Neural Engineering

Neural Interfaces: Understanding, knowledge, and practical skills in the design, development, and application of advanced neural interfaces. Upon completion of the PhD program, students will be able to critically evaluate various neural interface technologies and methodologies. Students will demonstrate proficiency in analyzing neural signals and comparing single-unit to population activity signals in both the central and peripheral nervous system. Students will gain an understanding of biocompatibility as it relates to neural interfaces and will be able to discuss biocompatibility issues and how they relate to neural interface performance, methods for testing biocompatibility, and possible optimizations to increase biocompatibility. Finally, students will gain hands-on experience in the fabrication and testing of neural electrodes, biosensors, and microelectronic devices tailored for interfacing with the nervous system.

Neural Analysis and Modeling: Understanding, knowledge, and practical skills in the analysis of neural signals and the techniques used for neural modeling. Upon completion of this program, students will demonstrate proficiency in mathematical and computational techniques for modeling neural systems, including neural networks, neural circuits, and spiking neurons.
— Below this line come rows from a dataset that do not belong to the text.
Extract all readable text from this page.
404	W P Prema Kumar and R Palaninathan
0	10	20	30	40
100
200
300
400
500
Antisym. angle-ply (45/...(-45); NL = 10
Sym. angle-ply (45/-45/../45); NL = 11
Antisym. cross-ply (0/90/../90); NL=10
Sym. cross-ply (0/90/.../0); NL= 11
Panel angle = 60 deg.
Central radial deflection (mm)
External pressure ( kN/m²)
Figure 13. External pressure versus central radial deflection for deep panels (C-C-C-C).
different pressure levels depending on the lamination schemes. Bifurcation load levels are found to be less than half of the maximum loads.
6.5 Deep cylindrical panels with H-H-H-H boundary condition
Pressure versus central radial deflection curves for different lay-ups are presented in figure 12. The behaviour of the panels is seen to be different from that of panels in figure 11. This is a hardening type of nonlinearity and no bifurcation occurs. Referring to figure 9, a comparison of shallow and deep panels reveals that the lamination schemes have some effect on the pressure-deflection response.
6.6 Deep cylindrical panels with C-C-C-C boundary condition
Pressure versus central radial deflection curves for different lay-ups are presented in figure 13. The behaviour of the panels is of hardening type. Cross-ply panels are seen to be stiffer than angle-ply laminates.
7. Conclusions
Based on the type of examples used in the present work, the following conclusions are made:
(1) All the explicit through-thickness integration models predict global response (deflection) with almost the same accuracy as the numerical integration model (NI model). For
Students will gain hands-on experience in computational neuroscience, enabling them to construct and analyze models that replicate neural behaviors and phenomena. Additionally, students will develop skills in data-driven modeling approaches, such as machine learning and statistical analysis, allowing them to extract meaningful insights from experimental neural data. Students will gain hands-on experience with simulation software and programming languages commonly used in neural analysis and modeling.

Neurophysiology: Understanding, knowledge, and practical skills in the structure and function of the nervous system. Upon completion of this PhD program, students will demonstrate proficiency in the anatomy and physiology of the brain, spinal cord, and peripheral nervous system, including the organization of neural systems and circuits and the mechanisms underlying neural signaling. Students will understand experimental techniques for studying neural activity, such as electrophysiology, optogenetics, and imaging methods like fMRI and PET. Through critical review and hands-on experience, students will gain expertise in applying basic physical and physiological principles to resolve questions related to systems or cellular processes in the nervous system.

Neuroprosthetics and Neurorobotics: Understanding, knowledge, and practical skills in the design, development, and implementation of robotic and prosthetic systems interfacing with the nervous system. Upon completion of this PhD program, students will demonstrate proficiency in various principles of biomechanics, robotics, mechatronics, and control as they relate to neuroprosthetic devices and neurorobotic systems. Students will have an understanding of neuroprosthetic devices that are tailored to individuals with neurological impairments, as well as experience in programming and controlling neurorobotic platforms using neural signals. Additionally, students will develop various hands-on skills in human-machine interaction, neural decoding, and closed-loop control, enabling them to create prosthetic and robotic systems that restore function and enhance quality of life for individuals with neurological dysfunction.

Neuroethics: Understanding of the ethical, legal, and societal implications associated with advancements in neurotechnology and neural engineering. Upon completion of this degree, students will demonstrate proficiency in critically evaluating ethical dilemmas and issues arising from the use of neurotechnologies in research, clinical practice, and everyday life. Students will gain insights into topics such as cognitive enhancement, privacy concerns, informed consent, data bias, and equitable access to neurotechnological interventions. Additionally, students will develop skills in ethical decision-making, interdisciplinary collaboration, and effective communication, enabling them to navigate complex ethical challenges and contribute to the responsible development and implementation of neurotechnology. Through coursework, case studies, and discussions with experts in the field, graduates will be prepared to address ethical considerations at the forefront of neurotechnology, promoting ethical practices and ensuring that advancements in the field benefit society as a whole.

Hands-on Project Experience: Practical skills applying neurotechnology knowledge to a hands-on project experience. The project can be achieved through approved project-intensive coursework for doctoral students, as they will not complete a separate project. PhD students will apply principles from neurotechnology to real problems or novel questions to provide tangible results such as software, hardware, or data analysis in project-intensive coursework. PhD students will also gain hands-on experience through their dissertation research.

Modern Research Topics: Understanding and knowledge of modern topics of research in neurotechnology. Students will engage in research presentations related to neurotechnology and neural engineering from faculty and advanced trainees. Students will synthesize and discuss research presentations. Additionally, students can participate in journal club discussions to engage in current research in neurotechnology.